Despite the lack of forward progress with ESG regulation and even political action, organisations need to factor these ricks into their operations, writes Virginie O’Shea, founder, Firebrand Research.

The political arguments about environmental, social and governance (ESG) investment are likely to continue on for a long time to come, but these shouldn’t stop firms focusing on climate risk.

It’s only January and already I’m tired of listening to politicians, industry executives and regulators debating the status of ESG. I feel like we’ve been trapped in a constantly repeating argument on the topic for the last 18 months and we’re staring at the prospect of the same for at least the next 12. For instance, last week’s World Economic Forum in Davos was peppered with discussions about sustainability and arguments about why it is in conflict with fiduciary duty. However, the irony of executives private-jetting to the event at a ski resort where little to no snow was present to argue about sustainability was worthy of inclusion in Alanis Morrisette song.

Even those that agree that ESG needs to be properly regulated can’t get on the same page as each other. This week, we’ve seen a UK-based sustainable association crowing about why the UK’s version of the Sustainable Disclosure Requirements (SDR – not to be confused with the Settlement Discipline Regime, finreg fans) are better than the EU’s version. Instead of collaboration, we’re seeing the usual competitive forces appear among national and regional regulators to throw global frameworks off course.

We’re never all going to agree on all of the aspects of E, S and G but we do need some level of cooperation among major market regulators to ensure some degree of global cohesion. One of the most important areas of focus should be on consistently measuring and reporting climate risk.

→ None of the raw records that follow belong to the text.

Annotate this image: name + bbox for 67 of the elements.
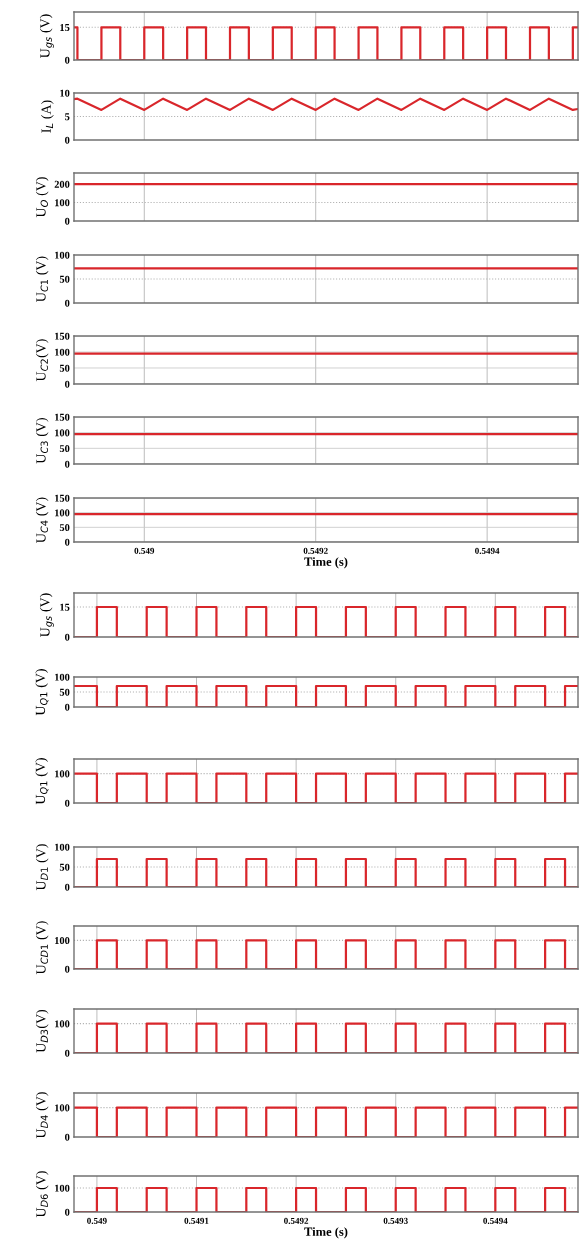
y-tick-label: 0 (65, 299, 70, 307)
y-tick-label: 50 (59, 275, 70, 283)
y-tick-label: 0 (65, 538, 70, 546)
y-tick-label: 100 (55, 770, 70, 778)
y-axis-title: U$_{C1}$ (V) (35, 256, 49, 302)
y-axis-title: U$_{O}$ (V) (35, 177, 49, 218)
y-axis-title: U$_{gs}$ (V) (39, 14, 54, 58)
y-tick-label: 0 (65, 1133, 70, 1141)
y-axis-title: U$_{CD1}$ (V) (35, 921, 49, 975)
line-series (74, 97, 578, 112)
x-tick-label: 0.549 (134, 547, 155, 554)
y-tick-label: 50 (59, 524, 70, 532)
x-tick-label: 0.5494 (475, 547, 500, 554)
y-axis-title: U$_{C4}$ (V) (35, 497, 49, 543)
y-tick-label: 0 (65, 1049, 70, 1057)
y-tick-label: 50 (59, 364, 70, 372)
y-tick-label: 0 (65, 965, 70, 973)
y-axis-title: I$_{L}$ (A) (41, 100, 54, 133)
y-axis-title: U$_{D6}$ (V) (35, 1171, 49, 1218)
y-axis-title: U$_{C2}$(V) (35, 339, 49, 382)
y-tick-label: 100 (55, 1184, 70, 1192)
y-tick-label: 150 (55, 494, 70, 502)
x-axis-title: Time (s) (304, 1227, 348, 1239)
x-tick-label: 0.5492 (303, 547, 328, 554)
y-tick-label: 10 (60, 89, 70, 97)
y-tick-label: 0 (65, 56, 70, 64)
y-tick-label: 50 (59, 688, 70, 696)
y-tick-label: 0 (65, 136, 70, 144)
y-tick-label: 0 (65, 799, 70, 807)
y-tick-label: 150 (55, 332, 70, 340)
y-tick-label: 100 (55, 1020, 70, 1028)
y-axis-title: U$_{Q1}$ (V) (35, 669, 49, 716)
y-tick-label: 50 (59, 445, 70, 453)
y-tick-label: 100 (55, 673, 70, 681)
y-tick-label: 100 (55, 509, 70, 517)
y-tick-label: 0 (65, 1208, 70, 1216)
x-axis-title: Time (s) (304, 557, 348, 569)
y-tick-label: 100 (55, 348, 70, 356)
x-tick-label: 0.549 (87, 1217, 107, 1224)
y-tick-label: 100 (55, 199, 70, 207)
x-tick-label: 0.5492 (284, 1217, 309, 1224)
y-axis-title: U$_{gs}$ (V) (39, 593, 54, 637)
y-tick-label: 0 (65, 217, 70, 225)
y-tick-label: 0 (65, 883, 70, 891)
x-tick-label: 0.5493 (383, 1217, 408, 1224)
y-tick-label: 100 (55, 937, 70, 945)
y-axis-title: U$_{D4}$ (V) (35, 1092, 49, 1139)
y-tick-label: 100 (55, 843, 70, 851)
x-tick-label: 0.5494 (483, 1217, 508, 1224)
y-axis-title: U$_{Q1}$ (V) (35, 758, 49, 805)
y-tick-label: 100 (55, 251, 70, 259)
x-tick-label: 0.5491 (184, 1217, 209, 1224)
y-tick-label: 0 (65, 380, 70, 388)
y-tick-label: 50 (59, 863, 70, 871)
y-tick-label: 100 (55, 429, 70, 437)
y-tick-label: 5 (65, 113, 70, 121)
y-tick-label: 0 (65, 633, 70, 641)
y-tick-label: 200 (54, 180, 70, 188)
y-tick-label: 0 (65, 460, 70, 468)
y-axis-title: U$_{C3}$ (V) (35, 418, 49, 464)
y-tick-label: 150 (55, 413, 70, 421)
y-tick-label: 0 (65, 703, 70, 711)
y-tick-label: 15 (60, 24, 70, 31)
y-tick-label: 15 (60, 603, 70, 611)
y-axis-title: U$_{D3}$(V) (35, 1009, 49, 1053)
y-tick-label: 100 (55, 1104, 70, 1112)
y-axis-title: U$_{D1}$ (V) (35, 844, 49, 891)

If you’re wondering why climate risk is so important to the industry, just think about this. Last year, countries in the Northern Hemisphere experienced one of the hottest summers on record. In some parts of the UK, the roads literally melted. But, most importantly from a capital markets perspective, the exceedingly hot weather caused some data centres to go offline. Cooling units couldn’t cope with the temperatures and circuits fried.

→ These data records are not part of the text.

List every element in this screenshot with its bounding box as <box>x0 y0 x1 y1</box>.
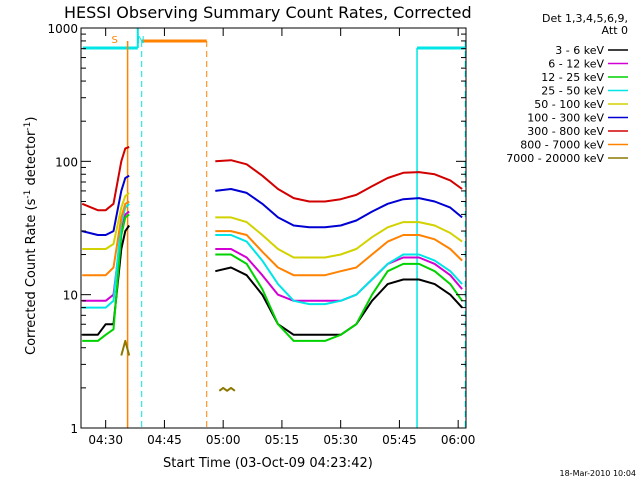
annotation-label: N <box>137 35 144 46</box>
y-axis-label-sup1: -1 <box>23 190 33 199</box>
series-line-50-100-kev <box>82 192 463 259</box>
x-tick-label: 06:00 <box>441 433 476 447</box>
series-lines <box>81 146 463 392</box>
legend-label: 7000 - 20000 keV <box>506 152 604 165</box>
y-axis-ticks: 1 10 100 1000 <box>47 22 466 436</box>
y-axis-label: Corrected Count Rate (s-1 detector-1) <box>23 117 39 355</box>
legend-label: 12 - 25 keV <box>541 71 604 84</box>
y-tick-label: 10 <box>63 289 78 303</box>
legend-label: 800 - 7000 keV <box>520 139 604 152</box>
y-tick-label: 1000 <box>47 22 78 36</box>
y-axis-label-end: ) <box>24 117 39 122</box>
x-tick-label: 05:30 <box>323 433 358 447</box>
y-axis-label-main: Corrected Count Rate (s <box>24 198 39 355</box>
legend-header-line2: Att 0 <box>602 24 628 37</box>
series-line-800-7000-kev <box>82 200 463 277</box>
x-tick-label: 05:15 <box>265 433 300 447</box>
footer-timestamp: 18-Mar-2010 10:04 <box>560 469 637 478</box>
legend-label: 100 - 300 keV <box>527 112 604 125</box>
series-line-100-300-kev <box>81 174 463 236</box>
legend-label: 50 - 100 keV <box>534 98 604 111</box>
legend-label: 3 - 6 keV <box>555 44 604 57</box>
series-line-300-800-kev <box>81 146 463 212</box>
legend-label: 300 - 800 keV <box>527 125 604 138</box>
x-tick-label: 04:30 <box>88 433 123 447</box>
legend-label: 6 - 12 keV <box>548 58 604 71</box>
plot-frame <box>80 27 467 429</box>
y-axis-label-mid: detector <box>24 130 39 190</box>
legend-header-line1: Det 1,3,4,5,6,9, <box>542 12 628 25</box>
y-tick-label: 100 <box>55 155 78 169</box>
x-tick-label: 05:45 <box>382 433 417 447</box>
x-axis-label: Start Time (03-Oct-09 04:23:42) <box>163 456 373 471</box>
y-tick-label: 1 <box>70 422 78 436</box>
y-axis-label-sup2: -1 <box>23 122 33 131</box>
observing-spans <box>82 28 466 428</box>
chart-title: HESSI Observing Summary Count Rates, Cor… <box>64 3 472 22</box>
series-line-25-50-kev <box>82 203 463 309</box>
x-tick-label: 05:00 <box>206 433 241 447</box>
x-tick-label: 04:45 <box>147 433 182 447</box>
series-line-12-25-kev <box>82 213 463 342</box>
x-axis-ticks: 04:30 04:45 05:00 05:15 05:30 05:45 06:00 <box>88 28 475 447</box>
series-line-7000-20000-kev <box>120 339 236 392</box>
legend-label: 25 - 50 keV <box>541 85 604 98</box>
annotation-label: S <box>112 35 118 46</box>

Remember when floods took out the bottom floors of firms in New York’s financial district including the DTCC? Floods are now a common occurrence across the globe and with rising sea levels, that isn’t going to get any easier to manage in the future. Likewise with hurricanes, typhoons, even storms that could disrupt your business and are increasing in strength and frequency every year.

As we progress toward a more cloud hosted future, the industry dependence on data centres and infrastructure based all over the world will increase. Not everything will be entirely under the control of your own teams and therefore as a firm and as part of your risk mitigation strategy, you need to factor climate risk into the picture. You need to look within your own walls and outside to your partners, especially those that support your mission-critical functions.

Operational resilience isn’t just about cybersecurity and reducing operational risk through automation, it’s also making sure you plan for natural disasters. Even if you think ESG is a flawed investment strategy, you can’t argue with the need to factor some of these risks into your operations. Longer term, you might even want to factor them into your investments, but I’ll leave for another day.